My husband wrongly blames me for our son’s eating disorder | Ask Annalisa Barbieri
My husband and I have two teenage boys, the youngest of whom is 14. Our youngest son struggled with anxiety and low self-esteem, issues that were exacerbated during the Covid pandemic. One of his main challenges concerns food. He is very underweight and in the bottom 1% for both height and weight.
Although my husband and I generally agree on the nature of the problem and its possible solution, we are seeking help from health professionals and carefully considering how we can support our son’s weight gainwe are in constant conflict with each other.
He seems to believe that I am largely responsible for our son’s problems. that I’m not taking the situation seriously enough. He criticizes me for being a vegetarian and encouraging our son to follow the same diet – which is not entirely true, he is an enthusiastic animal-lover so hard to discourage! He also blames me for not involving health professionals sooner and for not addressing the issue in the way he believes is necessary, but he is also not clear about what he expects.
His increasing obsession with the issue seems to be exacerbating the problem rather than alleviating it. He puts the burden and blame squarely on me, which makes the situation more unpleasant for everyone.
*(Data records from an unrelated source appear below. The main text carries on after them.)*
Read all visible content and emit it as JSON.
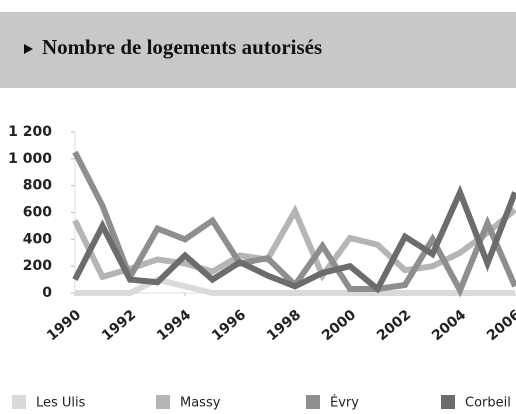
{
  "chart_data": {
    "type": "line",
    "title": "Nombre de logements autorisés",
    "x": [
      1990,
      1991,
      1992,
      1993,
      1994,
      1995,
      1996,
      1997,
      1998,
      1999,
      2000,
      2001,
      2002,
      2003,
      2004,
      2005,
      2006
    ],
    "xlim": [
      1990,
      2006
    ],
    "xticks": [
      1990,
      1992,
      1994,
      1996,
      1998,
      2000,
      2002,
      2004,
      2006
    ],
    "ylim": [
      0,
      1200
    ],
    "yticks": [
      0,
      200,
      400,
      600,
      800,
      {
        "value": 1000,
        "label": "1 000"
      },
      {
        "value": 1200,
        "label": "1 200"
      }
    ],
    "series": [
      {
        "name": "Les Ulis",
        "color": "#dadada",
        "values": [
          0,
          0,
          0,
          100,
          50,
          0,
          0,
          0,
          0,
          0,
          0,
          0,
          0,
          0,
          0,
          0,
          0
        ]
      },
      {
        "name": "Massy",
        "color": "#b5b5b5",
        "values": [
          540,
          120,
          180,
          250,
          220,
          160,
          280,
          250,
          610,
          130,
          410,
          360,
          170,
          200,
          300,
          450,
          620
        ]
      },
      {
        "name": "Évry",
        "color": "#8e8e8e",
        "values": [
          1050,
          650,
          120,
          480,
          400,
          540,
          220,
          260,
          60,
          350,
          30,
          30,
          60,
          400,
          20,
          520,
          50
        ]
      },
      {
        "name": "Corbeil",
        "color": "#6c6c6c",
        "values": [
          100,
          500,
          100,
          80,
          280,
          100,
          230,
          130,
          50,
          150,
          200,
          30,
          420,
          290,
          750,
          220,
          750
        ]
      }
    ],
    "legend": "bottom"
  }
}
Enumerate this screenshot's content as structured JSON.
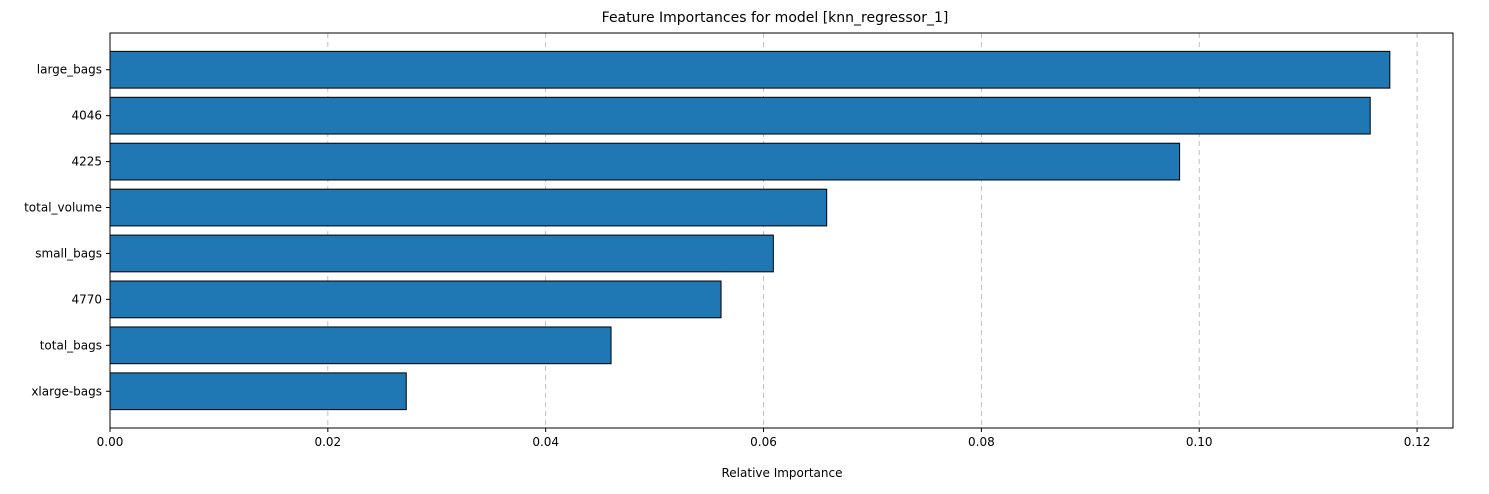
{
  "chart_data": {
    "type": "bar",
    "orientation": "horizontal",
    "title": "Feature Importances for model [knn_regressor_1]",
    "xlabel": "Relative Importance",
    "ylabel": "",
    "categories": [
      "large_bags",
      "4046",
      "4225",
      "total_volume",
      "small_bags",
      "4770",
      "total_bags",
      "xlarge-bags"
    ],
    "values": [
      0.1175,
      0.1157,
      0.0982,
      0.0658,
      0.0609,
      0.0561,
      0.046,
      0.0272
    ],
    "xlim": [
      0.0,
      0.1233
    ],
    "x_ticks": [
      0.0,
      0.02,
      0.04,
      0.06,
      0.08,
      0.1,
      0.12
    ],
    "x_tick_labels": [
      "0.00",
      "0.02",
      "0.04",
      "0.06",
      "0.08",
      "0.10",
      "0.12"
    ],
    "grid": "x-axis dashed",
    "bar_color": "#1f77b4",
    "bar_edge_color": "#000000",
    "grid_color": "#b0b0b0"
  }
}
I feel like my husband has a tendency to catastrophize and his need to blame allows him to avoid confronting his role in the problem.
I am very dissatisfied with the way he is talking to me about this issue, especially within earshot of our children. This dynamic is becoming increasingly toxic and I’m not sure how to help him see things from a different perspective.
Both you and your husband need to come together for this and stop blaming each other, which entails compromise both your parts. Nothing is more important here than your son’s well-being, and his problems with eating may be a demonstration of a larger anxiety he feels at home.
I went to see UKCP accredited child and adolescent psychotherapist Lucy Fuller. “You say that your son has always struggled with anxiety and low self-esteem, so I wonder if he finds certain aspects of his life difficult and if this is reflected in his relationship with food and eating.” In other words, not eating could be a symptom of something else and it’s something else that you may need to get to the bottom of.
“I’m curious,” Fuller continued, “to find out how you and your husband talk to your son about his problems and how you can empathize without trying to correct his behavior?”
We weren’t at all sure if you had taken your son to someone to help him. I also went to Beat, the eating disorder charity, who said: “The most important thing now will be to put a plan in place that is in the best interests of your son, and to seek input from healthcare professionals. If he is not feeling well and has an eating disorder, you may be offered family therapy, which can be helpful for all of you. If your son has an eating disorder, he can certainly make a full recovery, but the sooner he gets the help he needs, the better his chances are.”
Keep in mind that children may find it very difficult to talk about how they feel and may feel disloyal if they say something critical of their parents. As a result, your son may refuse to participate in family therapy.
However, your son may be “just” small and frail – someone has to be on the edge of the percentages. He may not be concerned about food, he’s just not too interested in it – you couldn’t tell from your letter. You’ve told me a lot about the challenges you and your husband have, but you missed the key details of what your son’s eating “challenges” were, even though they were long-standing. Does he only like certain foods (possibly he has Avoidant/Restrictive Food Intake Disorder (Arfid?)). These are all questions that require your attention.
Fuller also advised “whether he could see a therapist for his anxiety; I wouldn’t immediately eat or bring food to work, but just be curious about his anxiety and how that plays out. Investigate what the triggers could be.” I would also try to create safe spaces for him to talk about his general feelings. Driving is ideal for this. It may take some time, especially if your son has learned that his behavior worries his parents.